After she turned 21 on May 7, for three weeks, Nicole D’lima downed her rum and cokes with legal gusto.
But that’s over now, with the state government raising the minimum age for drinking beer from 18 to 21 years and for other liquor to 25 years, from 21.
“I am mature enough to handle my drink and have been a regular in the party circuit from the time I turned an adult,” said D’lima, who believes the government should have passed a stricter resolution against drink driving instead.
For Hiral Shah, 20, a mass media student, who started pub hopping at the age of 16, the new decision is unlikely to affect her party plans.
“It all boils down to personality and confidence. Actual age does not make any difference while entering the pub and drinking,” said Shah.
“When I can vote at 18 and choose my husband at 21, why should I be made to wait till 25 to sip my first drink?”However, older Mumbaiites don’t think raising the drinking age is such a bad move.
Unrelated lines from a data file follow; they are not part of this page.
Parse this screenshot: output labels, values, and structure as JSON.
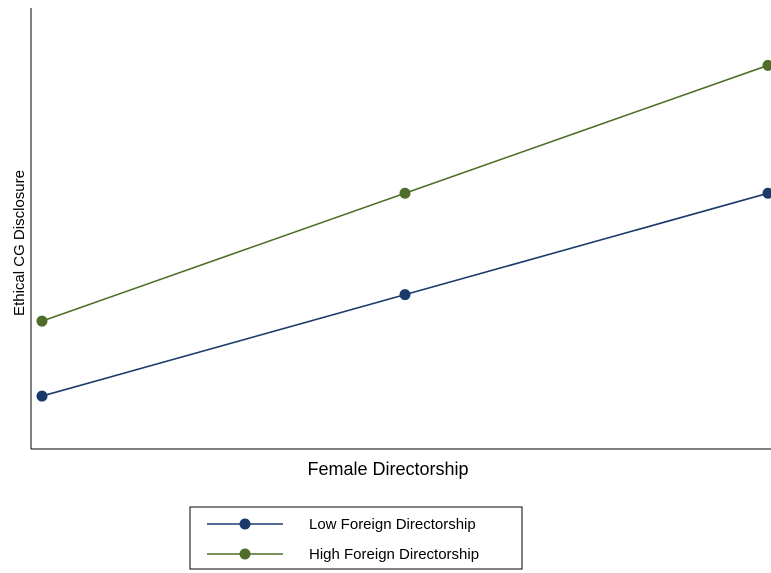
{
  "chart_data": {
    "type": "line",
    "xlabel": "Female Directorship",
    "ylabel": "Ethical CG Disclosure",
    "x": [
      0,
      1,
      2
    ],
    "xlim": [
      0,
      2
    ],
    "ylim": [
      0,
      1
    ],
    "grid": false,
    "legend_position": "bottom",
    "series": [
      {
        "name": "Low Foreign Directorship",
        "color": "#1a3a6b",
        "values": [
          0.12,
          0.35,
          0.58
        ]
      },
      {
        "name": "High Foreign Directorship",
        "color": "#4e6d26",
        "values": [
          0.29,
          0.58,
          0.87
        ]
      }
    ]
  }
}
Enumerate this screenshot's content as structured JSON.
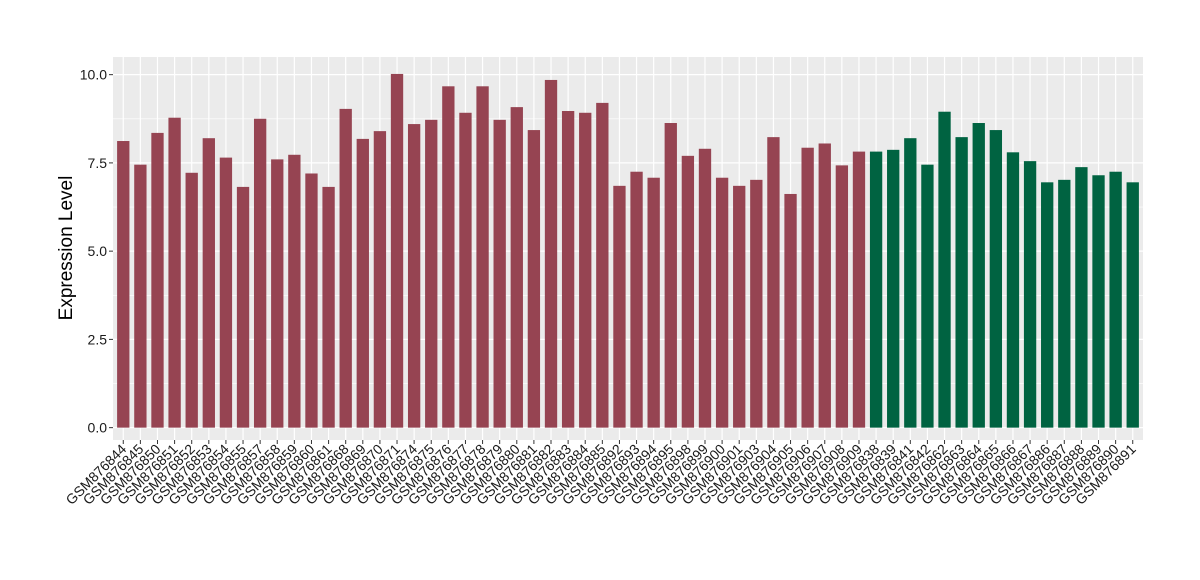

“It’s a good move because 18 is too tender an age for children to consume liquor. Besides, at times when people start drinking early, they get too accustomed to it and find it difficult to give up,” said Anandani Thakoor, activist and chairperson of the H-west Ward Citizen Federation.
“Moreover, 18 to 25 is a crucial period for forming a career, so it’s absolutely right to put restrictions on youngsters during this crucial phase in life.”
GR Vora, a member of the F-North Ward Citizen Federation, agrees.
“The decision is welcome. The state should also raise the octroi and other taxes levied on import and manufacture of liquor to deter consumers,” he said.
“Considering the increasing number of drunken driving cases and the youngsters involved in it, this decision is well-timed. Even if 18 years is the acknowledged age to be an adult, that’s not when youngsters are mature or gain social experience,” said Kishore Jagtiani, volunteer of India Against Corruption.
“Raising the drinking age will impose restrictions which is the need of the hour,” Jagtiani added.